Federal retiree subsidies
Congress and the Centers for Medicare & Medicaid Services should monitor the implementation of retiree drug subsidies under the Medicare Modernization Act of 2003 to make sure that funds are being used to encourage the retention of retiree drug benefits.
The EEOC should rescind its exemption that allows employers to escape liability under the ADEA when they reduce or terminate retiree health benefits for individuals who become eligible for Medicare or a comparable state-sponsored program.
States should provide retired state and local employees and spouses with opportunities and options for adequate health insurance coverage at group rates.
States should provide Medicare-eligible retirees with benefits that supplement Medicare.

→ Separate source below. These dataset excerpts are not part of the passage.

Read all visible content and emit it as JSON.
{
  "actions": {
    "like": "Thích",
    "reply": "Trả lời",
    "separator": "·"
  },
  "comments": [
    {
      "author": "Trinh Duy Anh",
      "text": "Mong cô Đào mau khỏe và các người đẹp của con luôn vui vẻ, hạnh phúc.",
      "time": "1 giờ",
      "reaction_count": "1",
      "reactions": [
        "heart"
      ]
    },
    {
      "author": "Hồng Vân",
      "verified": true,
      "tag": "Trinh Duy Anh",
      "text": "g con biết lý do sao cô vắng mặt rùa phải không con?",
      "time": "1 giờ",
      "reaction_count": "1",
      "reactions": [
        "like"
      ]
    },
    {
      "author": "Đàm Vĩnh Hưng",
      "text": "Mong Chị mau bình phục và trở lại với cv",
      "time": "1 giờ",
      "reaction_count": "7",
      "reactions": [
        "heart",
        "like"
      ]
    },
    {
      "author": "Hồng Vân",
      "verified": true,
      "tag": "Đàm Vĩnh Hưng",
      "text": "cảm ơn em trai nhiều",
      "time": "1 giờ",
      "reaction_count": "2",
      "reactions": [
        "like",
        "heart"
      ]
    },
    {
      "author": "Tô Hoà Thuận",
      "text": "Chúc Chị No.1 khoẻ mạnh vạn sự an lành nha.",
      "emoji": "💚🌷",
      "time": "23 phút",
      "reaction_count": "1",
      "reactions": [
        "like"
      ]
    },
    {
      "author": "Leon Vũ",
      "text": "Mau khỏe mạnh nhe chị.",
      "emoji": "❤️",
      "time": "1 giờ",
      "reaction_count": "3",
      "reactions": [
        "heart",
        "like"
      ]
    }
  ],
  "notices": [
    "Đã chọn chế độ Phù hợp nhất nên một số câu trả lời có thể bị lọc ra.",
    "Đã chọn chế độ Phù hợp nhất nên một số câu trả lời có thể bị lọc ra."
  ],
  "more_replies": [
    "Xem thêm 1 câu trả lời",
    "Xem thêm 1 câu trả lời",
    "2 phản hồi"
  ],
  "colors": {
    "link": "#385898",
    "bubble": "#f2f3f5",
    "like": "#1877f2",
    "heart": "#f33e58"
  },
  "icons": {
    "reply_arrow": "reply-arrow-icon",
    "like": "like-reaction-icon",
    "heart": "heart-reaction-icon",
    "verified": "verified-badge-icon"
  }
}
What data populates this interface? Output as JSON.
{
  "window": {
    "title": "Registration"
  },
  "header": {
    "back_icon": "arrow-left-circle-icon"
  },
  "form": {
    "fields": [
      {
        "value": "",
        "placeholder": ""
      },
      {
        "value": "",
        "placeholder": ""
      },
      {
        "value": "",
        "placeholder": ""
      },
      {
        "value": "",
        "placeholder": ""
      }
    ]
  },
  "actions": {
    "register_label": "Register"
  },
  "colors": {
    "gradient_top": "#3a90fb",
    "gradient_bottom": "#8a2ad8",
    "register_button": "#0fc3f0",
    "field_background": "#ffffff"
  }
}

Excise tax on high-cost employer-sponsored health coverage
The ACA’s excise tax on high-cost employer-sponsored health benefits should be implemented in a manner that does not discourage employers from offering or maintaining retiree health coverage. Thresholds for qualified retiree health coverage should be adequate and account for factors unrelated to the generosity of coverage that may increase costs. (Also see Chapter 3, Taxation: Tax Expenditures and Incentives—Taxing Employer-Provided Benefits and earlier discussion in this chapter’s section Health Care Coverage: Private Insurance—Individual- and Employment-Based Group Plans.)